59 - Empat Puluh Hari

230 25 0
                                    

Menjelang magrib, mereka semua sudah berkumpul di ruang tengah dengan pakaian rapi. Jendra sudah berkoordinasi dengan Kang Jeffri dan Pak Amil untuk mengumpulkan warga di masjid.

           “Jam dindingnya udah siap?” tanya Arjuna yang seraya memakai pecinya.

           “Udah, udah.” Charlo dengan sibuknya masih berusaha untuk memasangkan sarung.

           “Dari awal sampai akhir KKN masih belum bisa masang sarung, Lo.” Arjuna menarik sarung Charlo untuk mendekat, kemudian membantu untuk memasangkannya.

           “Gue gak pernah disarung, dulu doang pas abis sunat,” jelas Charlo seraya mengangkat kedua tangannya tinggi-tinggi ketika Arjuna sedang membantu melilitkan sarung dipinggangnya.

           “Bayi, bayi.” Ardana mengusap-usap kepala Charlo.  

           Charlo ikut tertawa, lalu memanggil Zuney, “Ney, lo gak salah pilih cowok.” Lalu Charlo mengacungkan ibu jarinya. “Kalau gue cewek, gue juga bakal suka sama Juna kayaknya.”

           “Lha, ngaco lu.” Arjuna tertawa sambil mendorong kening Charlo dengan telunjuknya.

           Zuney tertawa sambil ikut mengacungkan ibu jarinya.

           Mahen tertawa. “Eh, nanti siapa yang mau ngomong?”

           Jendra menyahut, “ketua, lah.”

           “Eh, elu lah.” Arjuna menolak. “Kan PJ agama siapa? Lo kan?”

           Jendra menggaruk kepalanya. “Iya, sih. Tapi gue harus ngomong apa?”

           “Ya bilang aja makasih udah nerima kita di sini, udah dikasih kesempatan untuk berbaur dan bekerja sama di sini, pokoknya banyak-banyak terima kasih,” saran Arjuna sembari menepuk pinggang Charlo ketika sudah selesai membantunya.

           Panji dan Hakim sudah mendorong kopernya ke ruang tengah. Dua cowok itu menata koper mereka di sudut ruangan.

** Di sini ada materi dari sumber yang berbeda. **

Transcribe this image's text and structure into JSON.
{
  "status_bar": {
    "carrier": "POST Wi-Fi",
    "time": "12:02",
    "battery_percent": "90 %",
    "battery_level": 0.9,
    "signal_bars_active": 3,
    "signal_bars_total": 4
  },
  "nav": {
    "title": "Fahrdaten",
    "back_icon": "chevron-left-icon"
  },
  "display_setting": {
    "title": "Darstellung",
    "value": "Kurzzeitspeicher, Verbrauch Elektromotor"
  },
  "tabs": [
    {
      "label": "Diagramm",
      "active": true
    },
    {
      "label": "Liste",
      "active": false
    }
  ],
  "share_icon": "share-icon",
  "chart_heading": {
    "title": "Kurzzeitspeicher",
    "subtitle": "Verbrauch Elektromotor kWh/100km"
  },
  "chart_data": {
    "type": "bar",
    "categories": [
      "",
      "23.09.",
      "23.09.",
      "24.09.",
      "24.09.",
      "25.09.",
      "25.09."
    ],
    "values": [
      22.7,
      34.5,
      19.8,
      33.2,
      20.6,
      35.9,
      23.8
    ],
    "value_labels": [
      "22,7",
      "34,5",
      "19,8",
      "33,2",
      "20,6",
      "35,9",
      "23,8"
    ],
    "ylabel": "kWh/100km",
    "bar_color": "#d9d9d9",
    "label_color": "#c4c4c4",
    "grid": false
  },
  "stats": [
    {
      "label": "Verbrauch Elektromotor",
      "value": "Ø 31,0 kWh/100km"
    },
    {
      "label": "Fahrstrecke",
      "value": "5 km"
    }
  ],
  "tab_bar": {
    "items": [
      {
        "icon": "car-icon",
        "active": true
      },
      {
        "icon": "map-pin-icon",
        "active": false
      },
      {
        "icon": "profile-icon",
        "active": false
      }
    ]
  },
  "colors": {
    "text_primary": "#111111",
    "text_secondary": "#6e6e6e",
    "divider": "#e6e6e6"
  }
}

           “Eh udah pada dikeluarin?” tanya Zuney heran.

           “Allahu...” Arjuna menggeleng-gelengkan kepala. “Lo berdua kenapa udah pada packing?”

           “Ya biar besok langsung pulang, Kak,” jawab Panji polos.

           Zuney tertawa. “Tau, nih, mana bantal sama bonekanya udah rapi banget. Nanti malem gak akan pakai bantal emangnya?”

           Panji terkekeh. “Gak, Kak. Nanti aku berdua aja sama Kak Juna bantalnya.”

           Arjuna menoleh cepat. “Nggak, ya!”

           Panji cemberut. “Kak Zuney, galak amat pacarnya.”

           Zuney tertawa, lalu berbisik, “emang. Galak tapi gemesin.”

           Arjuna menaikkan alisnya. “Aku denger, ya, Ney.”

           Jendra menepuk-nepuk kedua tangannya.” Ayo, gais, kita ke masjid sekarang! Udah mau adzan magrib nih.”

***

           Setelah selesai shalat magrib berjamaah, Kang Jeffri segera mengambil mic dan mulai membuka pembicaraan. Sementara para mahasiswa sudah berjejer di depan. Semua warga yang hadir pun terlihat antusias.

           “Bapak, Ibu, warga RT 6, saya berdiri di sini teh mau menyampaikan, katanya akang-akang sama teteh-teteh KKN mau pamitan sama kita, karena tugas mereka di sini teh udah beres,” papar Kang Jeffri.